Butter leaf lettuce has silky leaves that are easy to cut and chew, making them an easy inclusion as the base of a rice bowl or any other heartier dish. Starting our plates off with a layer of greens is an easy way to get more in, without having to rely solely on salads. They lighten up the whole dish and add in lots of valuable nutrients.

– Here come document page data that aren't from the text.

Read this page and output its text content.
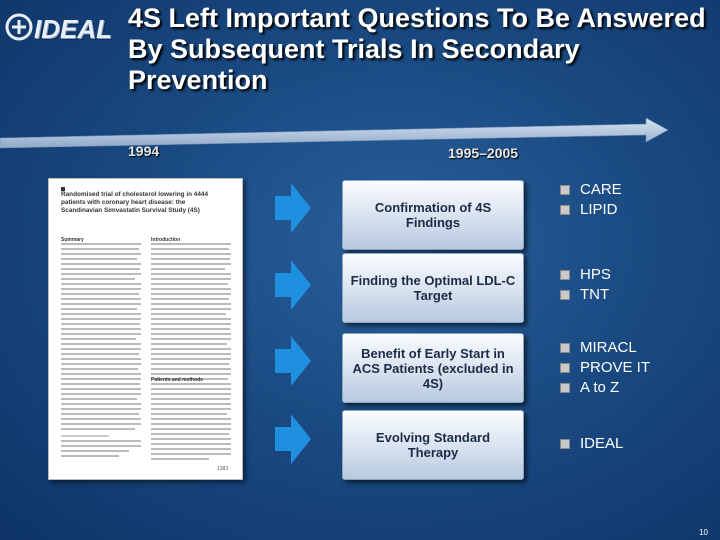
IDEAL 4S Left Important Questions To Be Answered By Subsequent Trials In Secondary Prevention
1994	1995–2005
1383
Randomised trial of cholesterol lowering in 4444 patients with coronary heart disease: the Scandinavian Simvastatin Survival Study (4S)
Summary	Introduction
Patients and methods
Confirmation of 4S Findings
CARE
LIPID
Finding the Optimal LDL-C Target
HPS
TNT
Benefit of Early Start in ACS Patients (excluded in 4S)
MIRACL
PROVE IT
A to Z
Evolving Standard Therapy
IDEAL
10
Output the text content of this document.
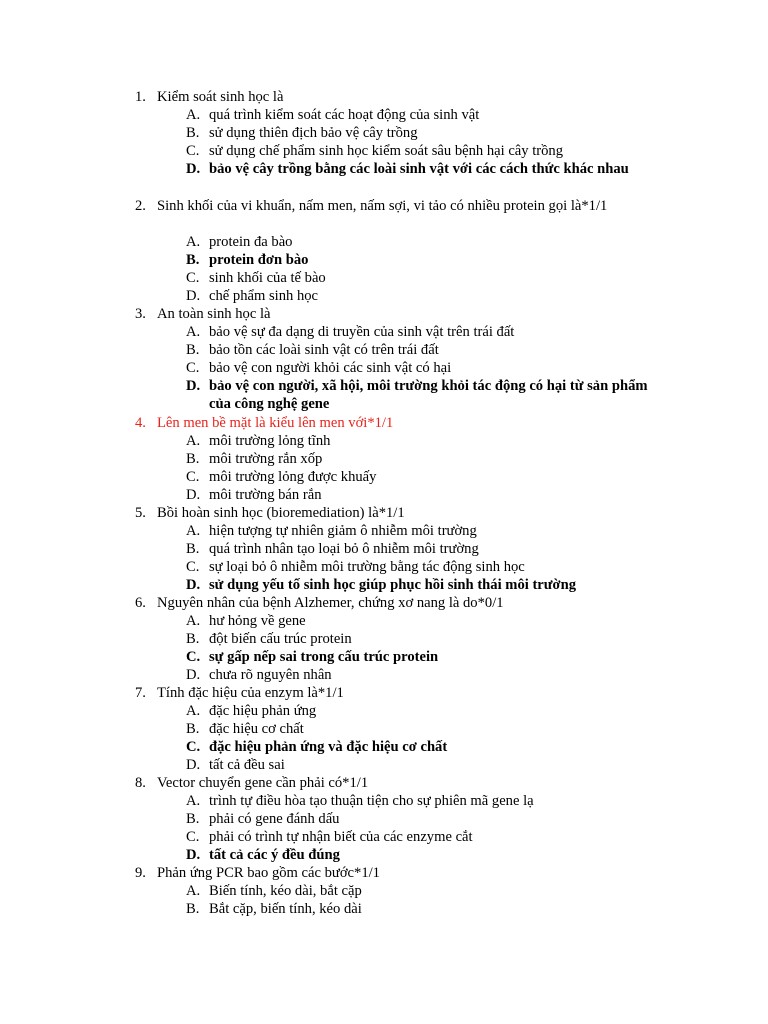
1. Kiểm soát sinh học là
A. quá trình kiểm soát các hoạt động của sinh vật
B. sử dụng thiên địch bảo vệ cây trồng
C. sử dụng chế phẩm sinh học kiểm soát sâu bệnh hại cây trồng
D. bảo vệ cây trồng bằng các loài sinh vật với các cách thức khác nhau
2. Sinh khối của vi khuẩn, nấm men, nấm sợi, vi tảo có nhiều protein gọi là*1/1
A. protein đa bào
B. protein đơn bào
C. sinh khối của tế bào
D. chế phẩm sinh học
3. An toàn sinh học là
A. bảo vệ sự đa dạng di truyền của sinh vật trên trái đất
B. bảo tồn các loài sinh vật có trên trái đất
C. bảo vệ con người khỏi các sinh vật có hại
D. bảo vệ con người, xã hội, môi trường khỏi tác động có hại từ sản phẩm của công nghệ gene
4. Lên men bề mặt là kiểu lên men với*1/1
A. môi trường lỏng tĩnh
B. môi trường rắn xốp
C. môi trường lỏng được khuấy
D. môi trường bán rắn
5. Bồi hoàn sinh học (bioremediation) là*1/1
A. hiện tượng tự nhiên giảm ô nhiễm môi trường
B. quá trình nhân tạo loại bỏ ô nhiễm môi trường
C. sự loại bỏ ô nhiễm môi trường bằng tác động sinh học
D. sử dụng yếu tố sinh học giúp phục hồi sinh thái môi trường
6. Nguyên nhân của bệnh Alzhemer, chứng xơ nang là do*0/1
A. hư hỏng về gene
B. đột biến cấu trúc protein
C. sự gấp nếp sai trong cấu trúc protein
D. chưa rõ nguyên nhân
7. Tính đặc hiệu của enzym là*1/1
A. đặc hiệu phản ứng
B. đặc hiệu cơ chất
C. đặc hiệu phản ứng và đặc hiệu cơ chất
D. tất cả đều sai
8. Vector chuyển gene cần phải có*1/1
A. trình tự điều hòa tạo thuận tiện cho sự phiên mã gene lạ
B. phải có gene đánh dấu
C. phải có trình tự nhận biết của các enzyme cắt
D. tất cả các ý đều đúng
9. Phản ứng PCR bao gồm các bước*1/1
A. Biến tính, kéo dài, bắt cặp
B. Bắt cặp, biến tính, kéo dài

A serving of just one cup of butter leaf lettuce has over one third of the recommended daily amount of vitamin A and over two thirds of the recommended daily amount of vitamin K, along with a range of antioxidants and minerals.

Spring Rice Bowl
Prep time
Cook time
Total time
Serves: 2
  • 1 head butter leaf lettuce
  • 1 cup micro greens
  • 1 chioggia beet, peeled, sliced thinly and quartered
  • 1 watermelon radish, peeled, sliced thinly and quartered
  • 1 zucchini, sliced thinly and rolled up
  • 1 carrot, julienned
  • ¼ cup green onion, sliced thinly
  • 1 teaspoon sesame seeds
  • Optional: 1 tablespoon edible flowers
  • Optional: sliced avocado or a drizzle of creamy dressing
  • Rice Mixture
  • 3 cups cooked brown rice (reheat if cooled)
  • 2-3 tablespoons tamari
  • ½ lime, juiced
  1. Mix the rice with the tamari and lime juice in a medium sized bowl.
  2. Spread the lettuce around to cover the base of two large, shallow bowls. Pour the rice into the middle then top with all the other ingredients.